Élucid – Dans un scrutin à l’anglaise à un seul tour, le Rassemblement national aurait la majorité absolue. Qu’est-ce que cela dit de nos institutions ? Le mode de scrutin devrait-il évoluer selon vous vers la proportionnelle, vers un modèle qui permettrait des coalitions à l’allemande ?
Lauréline Fontaine – Vous posez là précisément cette question du lien entre nos aspirations politico-sociétales et la technologie du pouvoir. Que voulons-nous faire avec nos institutions ? Mais aussi, que pouvons-nous faire avec ? Car c’est une chose connue et pourtant si souvent négligée que, en matière institutionnelle et juridique, les mêmes causes ne produisent pas toujours les mêmes effets. Si nous avions eu un scrutin à l’anglaise, à un seul tour, rien ne nous dit que le RN aurait eu la majorité absolue, pour trois raisons : d’abord parce que les électeurs français ont voté en sachant qu’il y aurait deux tours. D’ailleurs, le deuxième tour a déjoué les pronostics faits à partir du premier. Ensuite parce que les effets d’un scrutin s’apprécient non seulement sur la durée, mais aussi en fonction des circonstances et cultures politiques d’un lieu donné à un moment donné. Et enfin parce que le vote des électeurs est aussi déterminé par le contexte institutionnel et ce qu’ils savent des institutions. Ni le Royaume-Uni ni l’Allemagne n’ont de président élu au suffrage universel qui centralise l’essentiel de la fonction exécutive, et les moyens dont dispose le gouvernement pour « maîtriser » la procédure législative dans ces deux pays ne sont pas aussi importants que ceux dont il dispose en France. Se référer à une technique institutionnelle seule n’a donc aucune valeur pour imaginer un autre système politique. On ne peut le penser que de manière systémique et au-delà des seules règles et institutions, puisque la culture, pas seulement politique, compte aussi. Imaginer un système à la proportionnelle et des gouvernements de coalition n’a pas trop de sens tant que notre régime et notre actualité politique restent centrés autour de l’élection et des prérogatives présidentielles.
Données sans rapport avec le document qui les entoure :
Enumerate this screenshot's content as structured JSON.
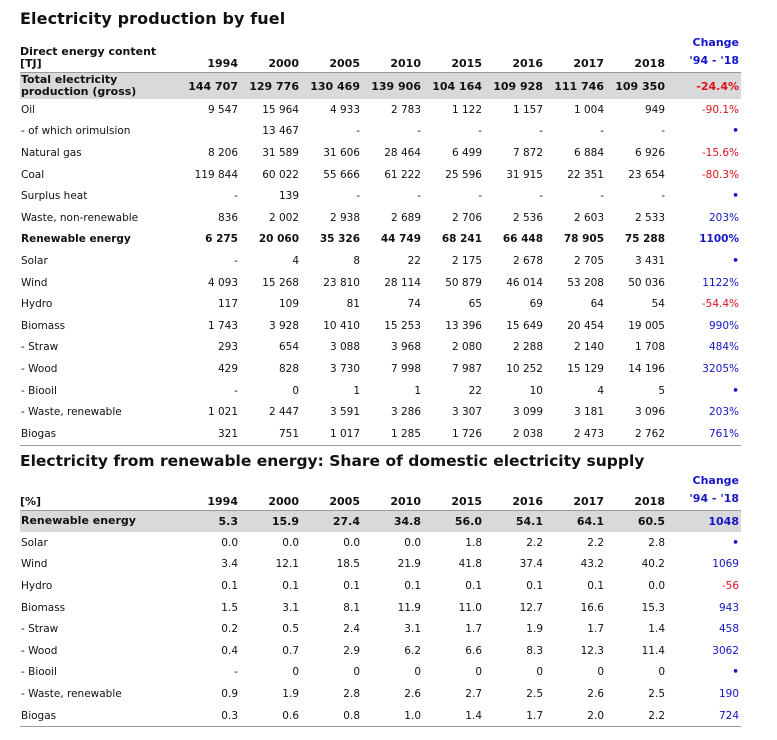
{
  "title1": "Electricity production by fuel",
  "table1": {
    "label_header": "Direct energy content [TJ]",
    "years": [
      "1994",
      "2000",
      "2005",
      "2010",
      "2015",
      "2016",
      "2017",
      "2018"
    ],
    "change_header_1": "Change",
    "change_header_2": "'94 - '18",
    "rows": [
      {
        "label": "Total electricity production (gross)",
        "style": "total",
        "values": [
          "144 707",
          "129 776",
          "130 469",
          "139 906",
          "104 164",
          "109 928",
          "111 746",
          "109 350"
        ],
        "change": "-24.4%",
        "change_color": "neg"
      },
      {
        "label": "Oil",
        "style": "",
        "values": [
          "9 547",
          "15 964",
          "4 933",
          "2 783",
          "1 122",
          "1 157",
          "1 004",
          "949"
        ],
        "change": "-90.1%",
        "change_color": "neg"
      },
      {
        "label": "- of which orimulsion",
        "style": "",
        "values": [
          "",
          "13 467",
          "-",
          "-",
          "-",
          "-",
          "-",
          "-"
        ],
        "change": "•",
        "change_color": "dot"
      },
      {
        "label": "Natural gas",
        "style": "",
        "values": [
          "8 206",
          "31 589",
          "31 606",
          "28 464",
          "6 499",
          "7 872",
          "6 884",
          "6 926"
        ],
        "change": "-15.6%",
        "change_color": "neg"
      },
      {
        "label": "Coal",
        "style": "",
        "values": [
          "119 844",
          "60 022",
          "55 666",
          "61 222",
          "25 596",
          "31 915",
          "22 351",
          "23 654"
        ],
        "change": "-80.3%",
        "change_color": "neg"
      },
      {
        "label": "Surplus heat",
        "style": "",
        "values": [
          "-",
          "139",
          "-",
          "-",
          "-",
          "-",
          "-",
          "-"
        ],
        "change": "•",
        "change_color": "dot"
      },
      {
        "label": "Waste, non-renewable",
        "style": "",
        "values": [
          "836",
          "2 002",
          "2 938",
          "2 689",
          "2 706",
          "2 536",
          "2 603",
          "2 533"
        ],
        "change": "203%",
        "change_color": "pos"
      },
      {
        "label": "Renewable energy",
        "style": "bold",
        "values": [
          "6 275",
          "20 060",
          "35 326",
          "44 749",
          "68 241",
          "66 448",
          "78 905",
          "75 288"
        ],
        "change": "1100%",
        "change_color": "pos"
      },
      {
        "label": "Solar",
        "style": "",
        "values": [
          "-",
          "4",
          "8",
          "22",
          "2 175",
          "2 678",
          "2 705",
          "3 431"
        ],
        "change": "•",
        "change_color": "dot"
      },
      {
        "label": "Wind",
        "style": "",
        "values": [
          "4 093",
          "15 268",
          "23 810",
          "28 114",
          "50 879",
          "46 014",
          "53 208",
          "50 036"
        ],
        "change": "1122%",
        "change_color": "pos"
      },
      {
        "label": "Hydro",
        "style": "",
        "values": [
          "117",
          "109",
          "81",
          "74",
          "65",
          "69",
          "64",
          "54"
        ],
        "change": "-54.4%",
        "change_color": "neg"
      },
      {
        "label": "Biomass",
        "style": "",
        "values": [
          "1 743",
          "3 928",
          "10 410",
          "15 253",
          "13 396",
          "15 649",
          "20 454",
          "19 005"
        ],
        "change": "990%",
        "change_color": "pos"
      },
      {
        "label": "- Straw",
        "style": "",
        "values": [
          "293",
          "654",
          "3 088",
          "3 968",
          "2 080",
          "2 288",
          "2 140",
          "1 708"
        ],
        "change": "484%",
        "change_color": "pos"
      },
      {
        "label": "- Wood",
        "style": "",
        "values": [
          "429",
          "828",
          "3 730",
          "7 998",
          "7 987",
          "10 252",
          "15 129",
          "14 196"
        ],
        "change": "3205%",
        "change_color": "pos"
      },
      {
        "label": "- Biooil",
        "style": "",
        "values": [
          "-",
          "0",
          "1",
          "1",
          "22",
          "10",
          "4",
          "5"
        ],
        "change": "•",
        "change_color": "dot"
      },
      {
        "label": "- Waste, renewable",
        "style": "",
        "values": [
          "1 021",
          "2 447",
          "3 591",
          "3 286",
          "3 307",
          "3 099",
          "3 181",
          "3 096"
        ],
        "change": "203%",
        "change_color": "pos"
      },
      {
        "label": "Biogas",
        "style": "",
        "values": [
          "321",
          "751",
          "1 017",
          "1 285",
          "1 726",
          "2 038",
          "2 473",
          "2 762"
        ],
        "change": "761%",
        "change_color": "pos"
      }
    ]
  },
  "title2": "Electricity from renewable energy: Share of domestic electricity supply",
  "table2": {
    "label_header": "[%]",
    "years": [
      "1994",
      "2000",
      "2005",
      "2010",
      "2015",
      "2016",
      "2017",
      "2018"
    ],
    "change_header_1": "Change",
    "change_header_2": "'94 - '18",
    "rows": [
      {
        "label": "Renewable energy",
        "style": "total",
        "values": [
          "5.3",
          "15.9",
          "27.4",
          "34.8",
          "56.0",
          "54.1",
          "64.1",
          "60.5"
        ],
        "change": "1048",
        "change_color": "pos"
      },
      {
        "label": "Solar",
        "style": "",
        "values": [
          "0.0",
          "0.0",
          "0.0",
          "0.0",
          "1.8",
          "2.2",
          "2.2",
          "2.8"
        ],
        "change": "•",
        "change_color": "dot"
      },
      {
        "label": "Wind",
        "style": "",
        "values": [
          "3.4",
          "12.1",
          "18.5",
          "21.9",
          "41.8",
          "37.4",
          "43.2",
          "40.2"
        ],
        "change": "1069",
        "change_color": "pos"
      },
      {
        "label": "Hydro",
        "style": "",
        "values": [
          "0.1",
          "0.1",
          "0.1",
          "0.1",
          "0.1",
          "0.1",
          "0.1",
          "0.0"
        ],
        "change": "-56",
        "change_color": "neg"
      },
      {
        "label": "Biomass",
        "style": "",
        "values": [
          "1.5",
          "3.1",
          "8.1",
          "11.9",
          "11.0",
          "12.7",
          "16.6",
          "15.3"
        ],
        "change": "943",
        "change_color": "pos"
      },
      {
        "label": "- Straw",
        "style": "",
        "values": [
          "0.2",
          "0.5",
          "2.4",
          "3.1",
          "1.7",
          "1.9",
          "1.7",
          "1.4"
        ],
        "change": "458",
        "change_color": "pos"
      },
      {
        "label": "- Wood",
        "style": "",
        "values": [
          "0.4",
          "0.7",
          "2.9",
          "6.2",
          "6.6",
          "8.3",
          "12.3",
          "11.4"
        ],
        "change": "3062",
        "change_color": "pos"
      },
      {
        "label": "- Biooil",
        "style": "",
        "values": [
          "-",
          "0",
          "0",
          "0",
          "0",
          "0",
          "0",
          "0"
        ],
        "change": "•",
        "change_color": "dot"
      },
      {
        "label": "- Waste, renewable",
        "style": "",
        "values": [
          "0.9",
          "1.9",
          "2.8",
          "2.6",
          "2.7",
          "2.5",
          "2.6",
          "2.5"
        ],
        "change": "190",
        "change_color": "pos"
      },
      {
        "label": "Biogas",
        "style": "",
        "values": [
          "0.3",
          "0.6",
          "0.8",
          "1.0",
          "1.4",
          "1.7",
          "2.0",
          "2.2"
        ],
        "change": "724",
        "change_color": "pos"
      }
    ]
  }
}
Élucid – La Vème République est présentée comme une République assurant la stabilité institutionnelle par contraste avec une IVème République placée sous la domination des partis. Comment expliquez-vous qu’elle ne tienne plus cette fonction et cela constitue-t-il à vos yeux l’un des indices (avec, par exemple, le recours massif au 49-3) de la saturation de la Vème République ?
Lauréline Fontaine – Je crois qu’il y a un biais terrible dans cette présentation. Il me semble que la question la plus importante n’est pas celle de la stabilité ou de l’instabilité des institutions, ni celle de la place ou de la force des partis politiques. Nous avons ainsi tendance à sacraliser les bienfaits de la constitution de 1958 pour cette seule raison, indépendamment de ce qu’elles ont effectivement fait à notre société. Les propositions de changement de régime ou de constitutions sont la plupart du temps balayées par les principaux acteurs du pouvoir et par les experts, grâce à ce motif de la stabilité des institutions. L’argument est tellement balisé qu’il serait toujours la chose à discuter si l’on prétend réformer les institutions. Mais, derrière cette forme de consensus, on ne voit pas souvent les intérêts qui s’y nichent. Quel intérêt aurait un président à changer les institutions alors qu’elle lui offre presque tous les pouvoirs ? Quel intérêt aurait le personnel politique qui se raccroche à la bannière présidentielle pour maintenir ses positions ? Quel intérêt pour les institutions dont le fonctionnement dépend de ce système, à l’instar du Conseil constitutionnel ou du Conseil d’Etat ? Quel intérêt même pour les constitutionnalistes qui se font les experts de la bonne parole constitutionnelle ?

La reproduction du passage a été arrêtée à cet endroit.